Sumbu pertama (Sifat PC 1) menggarisbawahi kontras antara vegetasi yang didominasi oleh spesies kompetitif dengan nilai tinggi kandungan bahan kering daun dan tinggi, versus vegetasi yang didominasi oleh ruderal tahunan (Tabel 1 ). Spesies tanaman khas dalam kelompok pertama adalah spesies dengan toleransi rendah terhadap pemotongan ( Calamagrostis epigejos , Elytrigia repens , Urtica dioica , Solidago gigantea , dan Phalaroides arundinacea ); sedangkan, untuk kelompok kedua adalah Ochlopoa annua , Lolium perenne , dan Hordeum murinum , semuanya beradaptasi dengan gangguan tanah. Sifat PC 1 berkorelasi negatif dengan nilai Rao dan proporsi spesies asli; itu berkorelasi positif dengan proporsi spesies padang rumput (Tabel 2 ).
Sifat PC 1 | Sifat PC 2 | Sifat PC 3 | Sifat PC 4 | Bahasa Indonesia: IV PC 1 | Bahasa Indonesia: Komputer IV 2 | Bahasa Indonesia: Komputer IV 3 |
---|---|---|---|---|---|---|
Pesaing versus orang-orang kasar | Forbs versus graminoid | Menekankan | Terofit versus hemikriptofit | Frekuensi pemotongan | Reaksi tanah | Suhu |
LDMC (0,33) | Forb (0,5) | Toleransi terhadap stres (0,54) | Terofit (0.46) | Memotong rumput (0.55) | Reaksi tanah (0.71) | Suhu (0.89) |
Tinggi tanaman (0,31) | Autokori (0.23) | Autokori (0.44) | Massa benih (0,32) | Cahaya (0,51) | Salinitas (0,48) | Ringan (0.23) |
Abadi (0.31) | Hemerokori (0.22) | Bunga kamofit (0,27) | Graminoid (0,22) | Salinitas (0,22) | Ketersediaan N (0,34) | Reaksi tanah (0.22) |
Geofit (0.31) | Perkiraan tanggal kedaluwarsa (0.21) | Hidrokori (0,23) | Hidrokori (0,22) | Kelembaban tanah (−0,42) | Kelembaban tanah (0,28) | Salinitas (−0,2) |
Kompetitif (0.31) | Dua tahunan (0.21) | Hidrofit (0.22) | Hidrofit (0.22) | Ketersediaan N (−0,45) | Memotong rumput (0.21) | Kelembaban tanah (−0,21) |
Klonalitas (0.24) | Anemokori (−0,22) | Anemokori (−0,25) | Anemokori (−0,21) | |||
Hidrofit (0,2) | Hemikriptofit (−0,24) | Zookori (−0,25) | Forb (−0,22) | |||
Hemikriptofit (−0,23) | Hidrokori (−0,28) | Kompetitif (−0,25) | Chamaephyta (−0,29) | |||
Tahunan (−0,31) | Graminoid (−0,5) | Hemikriptofit (−0,32) | ||||
Ruderal (−0,33) | ||||||
ve = 32,7 | ve = 12,0 | ve = 10,8 | ve = 9,8 | sudah = 39,1 | sudah = 24,2 | saya = 15,3 |
Catatan: Warna latar belakang menunjukkan kekuatan korelasi positif (palet hangat) dan negatif (palet dingin).
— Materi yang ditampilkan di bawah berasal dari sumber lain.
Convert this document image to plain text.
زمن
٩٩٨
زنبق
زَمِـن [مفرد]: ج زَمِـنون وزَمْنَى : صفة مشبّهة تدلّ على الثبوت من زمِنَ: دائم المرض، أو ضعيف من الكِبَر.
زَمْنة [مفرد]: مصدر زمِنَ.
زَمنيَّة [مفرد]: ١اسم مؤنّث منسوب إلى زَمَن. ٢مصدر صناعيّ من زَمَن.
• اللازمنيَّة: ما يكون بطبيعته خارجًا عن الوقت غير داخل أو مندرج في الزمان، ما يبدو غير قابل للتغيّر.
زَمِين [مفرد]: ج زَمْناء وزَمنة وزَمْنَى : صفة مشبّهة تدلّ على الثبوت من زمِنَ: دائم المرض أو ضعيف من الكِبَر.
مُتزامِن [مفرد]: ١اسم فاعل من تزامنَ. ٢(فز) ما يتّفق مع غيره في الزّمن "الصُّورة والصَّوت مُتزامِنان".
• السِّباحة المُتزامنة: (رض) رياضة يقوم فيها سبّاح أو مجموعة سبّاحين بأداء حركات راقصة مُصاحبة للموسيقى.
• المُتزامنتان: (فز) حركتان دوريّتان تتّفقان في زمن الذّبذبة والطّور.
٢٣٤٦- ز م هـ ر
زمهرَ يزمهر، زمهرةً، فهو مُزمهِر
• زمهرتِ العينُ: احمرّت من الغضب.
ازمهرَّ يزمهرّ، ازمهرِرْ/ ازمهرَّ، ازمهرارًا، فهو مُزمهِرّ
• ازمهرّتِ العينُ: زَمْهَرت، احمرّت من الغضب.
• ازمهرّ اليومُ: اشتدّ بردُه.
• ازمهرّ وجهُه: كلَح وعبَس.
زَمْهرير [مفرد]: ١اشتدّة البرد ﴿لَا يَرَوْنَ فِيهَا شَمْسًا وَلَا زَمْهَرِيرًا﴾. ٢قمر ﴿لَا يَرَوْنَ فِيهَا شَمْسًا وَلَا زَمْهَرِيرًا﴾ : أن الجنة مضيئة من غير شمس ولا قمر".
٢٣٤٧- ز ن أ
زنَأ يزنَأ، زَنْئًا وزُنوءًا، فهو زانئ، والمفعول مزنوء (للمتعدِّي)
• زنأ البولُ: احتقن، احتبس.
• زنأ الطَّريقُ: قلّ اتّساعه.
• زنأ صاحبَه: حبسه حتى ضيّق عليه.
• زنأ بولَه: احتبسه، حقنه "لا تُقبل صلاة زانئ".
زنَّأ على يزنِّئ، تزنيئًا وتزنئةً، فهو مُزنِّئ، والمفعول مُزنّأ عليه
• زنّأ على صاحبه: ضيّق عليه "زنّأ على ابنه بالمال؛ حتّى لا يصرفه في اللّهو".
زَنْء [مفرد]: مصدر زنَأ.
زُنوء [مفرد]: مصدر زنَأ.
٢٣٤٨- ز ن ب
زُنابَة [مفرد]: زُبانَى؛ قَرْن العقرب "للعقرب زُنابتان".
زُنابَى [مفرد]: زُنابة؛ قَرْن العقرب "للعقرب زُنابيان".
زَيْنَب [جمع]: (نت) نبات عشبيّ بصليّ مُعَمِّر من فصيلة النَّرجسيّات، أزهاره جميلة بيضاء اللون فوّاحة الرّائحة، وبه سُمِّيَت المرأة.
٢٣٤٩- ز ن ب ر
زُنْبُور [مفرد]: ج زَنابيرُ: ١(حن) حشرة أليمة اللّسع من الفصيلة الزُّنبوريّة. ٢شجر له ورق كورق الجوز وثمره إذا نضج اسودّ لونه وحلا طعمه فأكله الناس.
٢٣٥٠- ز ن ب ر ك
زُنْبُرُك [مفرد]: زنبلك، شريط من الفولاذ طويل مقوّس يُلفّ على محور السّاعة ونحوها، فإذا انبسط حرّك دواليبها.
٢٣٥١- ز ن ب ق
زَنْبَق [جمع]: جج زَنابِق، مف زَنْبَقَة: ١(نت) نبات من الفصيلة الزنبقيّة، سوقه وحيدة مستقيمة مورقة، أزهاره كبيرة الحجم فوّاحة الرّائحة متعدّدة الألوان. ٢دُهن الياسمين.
Untuk penyederhanaan, hanya ciri dengan nilai terbesar (> 0,2) atau nilai terendah (< 0,2) yang ditampilkan. Untuk semua variabel, lihat Tabel S5 . Singkatan: LDMC, kandungan bahan kering daun; SLA, luas daun spesifik; ve, varians yang dijelaskan (%).
1 | 2 | 3 | 4 | 5 | 6 | 7 | 8 | 9 | 10 | 11 | 12 | ||
---|---|---|---|---|---|---|---|---|---|---|---|---|---|
Sifat PC 1 | 1 | ||||||||||||
Sifat PC 2 | 2 | ||||||||||||
Sifat PC 3 | 3 | ||||||||||||
Sifat PC 4 | 4 | -0,15 | |||||||||||
Bahasa Indonesia: IV PC 1 | 5 | -0,77 | -0,40 | -0,26 | |||||||||
Bahasa Indonesia: Komputer IV 2 | 6 | -0,30 | -0,23 | 0.19 | 0.20 | ||||||||
Bahasa Indonesia: Komputer IV 3 | 7 | -0,24 | 0.21 | -0,53 | 0.29 | ||||||||
Kekayaan | 8 | 0.21 | 0.22 | -0,20 | -0,48 | ||||||||
Rao | 9 | -0,19 | 0.62 | -0,27 | 0.27 | 0.42 | |||||||
Proporsi spesies padang rumput | 10 | 0.23 | 0.12 | 0.29 | -0,15 | -0,18 | -0,29 | -0,14 | 0.32 | ||||
Proporsi spesies asli | 11 | 0.39 | -0,37 | 0,15 | -0,45 | ||||||||
Proporsi spesies asing | 12 | -0,39 | 0.36 | -0,15 | 0.46 | -0,99 | |||||||
Proporsi spesies invasif | 13 | -0,45 | 0.35 | -0,16 | 0.44 | -0,16 | -0,90 | 0,90 |
Catatan: Untuk penyederhanaan, hanya korelasi signifikan yang ditampilkan. Warna latar belakang menunjukkan kekuatan korelasi positif (palet hangat) dan negatif (palet dingin).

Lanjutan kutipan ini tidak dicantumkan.